Vez por outra, como agora, o militar
terrorista é lembrado. Reformado como coronel, é a única testemunha viva do
atentado do Rio Centro. Ao contrário do que disse o general Mourão, outros 97
militares envolvidos com as torturas também estão vivos, segundo lista
divulgada pelo Instituto Vladimir Herzog, criado em memória do jornalista
assassinado nas dependências do Doi-Codi, na Rua Tutóia, em São Paulo, em 1975.
Política de Estado
O presidente Jair Bolsonaro trata-os como
heróis, a começar pelo falecido coronel Carlos Brilhante Ustra, sob cujo
comando registram-se 434 oposicionistas mortos pelo Doi-Codi. Os áudios das
sessões do STM revelam que a cúpula militar tinha conhecimento das torturas e
dos assassinatos e não mandou investigar, inclusive no governo do presidente
Ernesto Geisel, que chegou a admitir a existência de torturas num longo depoimento
a Maria Celina D’Araújo e Celso Castro. Somente após a morte de Herzog, que
provocou ampla mobilização da sociedade civil, Geisel reagiu à linha-dura e
impôs sua autoridade aos quartéis.
Os áudios foram reunidos e analisados pelo
professor Carlos Fico, da Universidade Federal do Rio de Janeiro, que pesquisa
a memória do regime militar. Só foram liberados pelo STM em razão de decisão do
Supremo Tribunal Federal, a pedido do advogado Fernando Fernandes. A ministra
Maria Elizabeth Rocha, do STM, classificou como positiva a divulgação:
“Importante serem revelados esses áudios porque tudo faz parte da história do
país, memória do país — e para que erros não se repitam”, declarou.

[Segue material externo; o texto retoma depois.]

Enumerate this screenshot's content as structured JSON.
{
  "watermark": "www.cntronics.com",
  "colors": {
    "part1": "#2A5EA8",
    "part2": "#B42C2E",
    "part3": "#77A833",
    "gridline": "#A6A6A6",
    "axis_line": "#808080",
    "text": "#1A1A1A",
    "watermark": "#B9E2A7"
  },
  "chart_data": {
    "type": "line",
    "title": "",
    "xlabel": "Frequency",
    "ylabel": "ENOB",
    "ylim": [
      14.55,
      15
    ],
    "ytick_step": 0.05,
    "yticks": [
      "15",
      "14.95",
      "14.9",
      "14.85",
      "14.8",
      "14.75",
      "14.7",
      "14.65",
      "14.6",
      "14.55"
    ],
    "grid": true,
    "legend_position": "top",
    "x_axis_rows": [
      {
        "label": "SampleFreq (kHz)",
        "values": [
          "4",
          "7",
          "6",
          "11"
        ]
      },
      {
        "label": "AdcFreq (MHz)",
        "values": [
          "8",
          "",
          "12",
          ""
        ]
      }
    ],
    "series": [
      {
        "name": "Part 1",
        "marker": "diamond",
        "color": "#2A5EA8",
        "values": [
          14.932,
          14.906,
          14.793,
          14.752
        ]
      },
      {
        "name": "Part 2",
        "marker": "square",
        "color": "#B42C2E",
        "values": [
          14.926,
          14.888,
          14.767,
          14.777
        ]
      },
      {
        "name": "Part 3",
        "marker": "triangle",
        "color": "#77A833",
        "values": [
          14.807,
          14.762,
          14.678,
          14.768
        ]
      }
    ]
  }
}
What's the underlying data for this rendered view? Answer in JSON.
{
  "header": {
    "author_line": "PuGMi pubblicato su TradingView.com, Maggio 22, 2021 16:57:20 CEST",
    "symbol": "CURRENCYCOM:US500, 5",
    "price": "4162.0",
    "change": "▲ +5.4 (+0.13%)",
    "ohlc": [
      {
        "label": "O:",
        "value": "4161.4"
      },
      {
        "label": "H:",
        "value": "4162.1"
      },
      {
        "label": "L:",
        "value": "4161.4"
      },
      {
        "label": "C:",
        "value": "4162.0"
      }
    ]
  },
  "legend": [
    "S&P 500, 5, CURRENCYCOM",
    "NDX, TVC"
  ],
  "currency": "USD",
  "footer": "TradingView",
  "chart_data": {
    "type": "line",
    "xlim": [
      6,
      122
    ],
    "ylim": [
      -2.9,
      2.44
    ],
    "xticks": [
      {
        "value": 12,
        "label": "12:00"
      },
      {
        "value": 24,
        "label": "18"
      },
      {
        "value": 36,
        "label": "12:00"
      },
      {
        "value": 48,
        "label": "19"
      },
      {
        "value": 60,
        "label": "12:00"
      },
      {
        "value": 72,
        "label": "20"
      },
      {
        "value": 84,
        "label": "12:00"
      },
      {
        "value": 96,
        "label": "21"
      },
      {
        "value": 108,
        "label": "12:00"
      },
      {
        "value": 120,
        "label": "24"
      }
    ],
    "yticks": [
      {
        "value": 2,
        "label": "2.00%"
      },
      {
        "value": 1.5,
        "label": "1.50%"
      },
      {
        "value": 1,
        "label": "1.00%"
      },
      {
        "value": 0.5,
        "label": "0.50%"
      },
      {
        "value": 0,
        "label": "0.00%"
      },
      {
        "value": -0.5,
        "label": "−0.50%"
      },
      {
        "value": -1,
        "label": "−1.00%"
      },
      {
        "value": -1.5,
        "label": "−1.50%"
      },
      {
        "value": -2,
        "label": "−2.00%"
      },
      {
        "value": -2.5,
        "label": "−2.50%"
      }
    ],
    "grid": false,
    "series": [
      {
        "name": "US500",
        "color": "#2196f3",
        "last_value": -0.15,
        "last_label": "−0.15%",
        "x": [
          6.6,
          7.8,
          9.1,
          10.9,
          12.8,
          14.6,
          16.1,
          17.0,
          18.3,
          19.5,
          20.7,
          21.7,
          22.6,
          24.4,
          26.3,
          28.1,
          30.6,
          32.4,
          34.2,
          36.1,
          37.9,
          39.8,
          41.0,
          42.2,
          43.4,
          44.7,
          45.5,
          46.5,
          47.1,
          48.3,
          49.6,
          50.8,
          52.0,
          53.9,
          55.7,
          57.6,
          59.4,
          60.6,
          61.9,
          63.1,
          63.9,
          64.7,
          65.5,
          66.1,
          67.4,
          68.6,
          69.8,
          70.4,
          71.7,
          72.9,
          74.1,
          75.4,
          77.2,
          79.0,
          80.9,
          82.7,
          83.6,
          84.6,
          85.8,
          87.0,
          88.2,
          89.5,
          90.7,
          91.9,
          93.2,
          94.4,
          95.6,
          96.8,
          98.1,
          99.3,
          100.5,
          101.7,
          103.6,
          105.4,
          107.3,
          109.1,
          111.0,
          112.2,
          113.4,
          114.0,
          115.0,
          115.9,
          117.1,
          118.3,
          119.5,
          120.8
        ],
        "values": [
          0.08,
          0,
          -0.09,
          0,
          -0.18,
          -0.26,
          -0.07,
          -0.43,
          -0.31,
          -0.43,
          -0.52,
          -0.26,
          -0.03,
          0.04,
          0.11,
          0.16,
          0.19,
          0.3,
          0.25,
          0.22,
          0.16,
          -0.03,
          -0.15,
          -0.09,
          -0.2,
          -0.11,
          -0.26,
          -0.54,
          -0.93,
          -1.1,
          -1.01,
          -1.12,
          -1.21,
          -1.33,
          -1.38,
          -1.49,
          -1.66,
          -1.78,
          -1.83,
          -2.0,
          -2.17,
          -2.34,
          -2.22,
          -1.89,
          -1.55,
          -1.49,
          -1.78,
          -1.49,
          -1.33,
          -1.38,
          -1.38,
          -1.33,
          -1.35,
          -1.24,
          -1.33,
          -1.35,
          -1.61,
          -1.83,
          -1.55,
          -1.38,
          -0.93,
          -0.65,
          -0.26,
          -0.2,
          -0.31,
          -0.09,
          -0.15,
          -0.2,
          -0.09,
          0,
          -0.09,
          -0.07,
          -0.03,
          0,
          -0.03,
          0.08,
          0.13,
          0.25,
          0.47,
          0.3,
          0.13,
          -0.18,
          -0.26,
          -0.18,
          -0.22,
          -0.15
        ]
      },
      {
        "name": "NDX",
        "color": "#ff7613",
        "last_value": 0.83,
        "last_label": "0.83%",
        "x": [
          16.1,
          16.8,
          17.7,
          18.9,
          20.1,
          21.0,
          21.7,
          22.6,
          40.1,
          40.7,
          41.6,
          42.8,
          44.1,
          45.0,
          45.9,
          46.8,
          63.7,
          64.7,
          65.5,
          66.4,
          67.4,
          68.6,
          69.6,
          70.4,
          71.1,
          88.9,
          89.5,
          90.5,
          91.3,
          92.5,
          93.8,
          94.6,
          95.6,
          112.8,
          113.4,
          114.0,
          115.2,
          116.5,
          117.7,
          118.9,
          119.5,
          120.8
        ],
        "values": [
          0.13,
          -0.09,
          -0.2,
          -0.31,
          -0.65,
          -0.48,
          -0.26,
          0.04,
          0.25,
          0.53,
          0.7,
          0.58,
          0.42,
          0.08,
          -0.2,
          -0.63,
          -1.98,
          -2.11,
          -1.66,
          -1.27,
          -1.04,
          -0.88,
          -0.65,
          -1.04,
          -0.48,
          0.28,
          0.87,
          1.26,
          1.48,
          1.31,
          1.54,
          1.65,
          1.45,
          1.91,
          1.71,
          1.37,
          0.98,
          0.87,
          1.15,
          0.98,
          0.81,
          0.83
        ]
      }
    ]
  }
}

A tortura e a eliminação física de
oposicionistas foram uma política de Estado, denunciada por suas vítimas e
respectivos advogados nos tribunais. Não eram divulgadas pela imprensa como
deveriam porque havia censura. O que chegava às redações oficialmente eram
relatos fantasiosos, típicos das estratégias militares de contrainformação. As
denúncias de prisões e sequestros, feitas por advogados e familiares, não
podiam ser publicadas. Os registros oficiais, lacônicos, eram publicados nas
páginas de notícias policiais.
As denúncias, entretanto, circulavam por meio de publicações clandestinas, como o boletim Notícias Censuradas, com informações colhidas nas redações, e o jornal Voz Operária, órgão central do antigo PCB, que deixou de ser impresso no Brasil após os órgãos de repressão localizarem sua principal gráfica, em Jacarepaguá, em janeiro de 1975, numa operação que deixou um rastro de prisões, torturas e assassinatos, entre os quais o de Orlando Bomfim Junior, responsável pela publicação, cujo corpo nunca foi encontrado nem sua prisão reconhecida.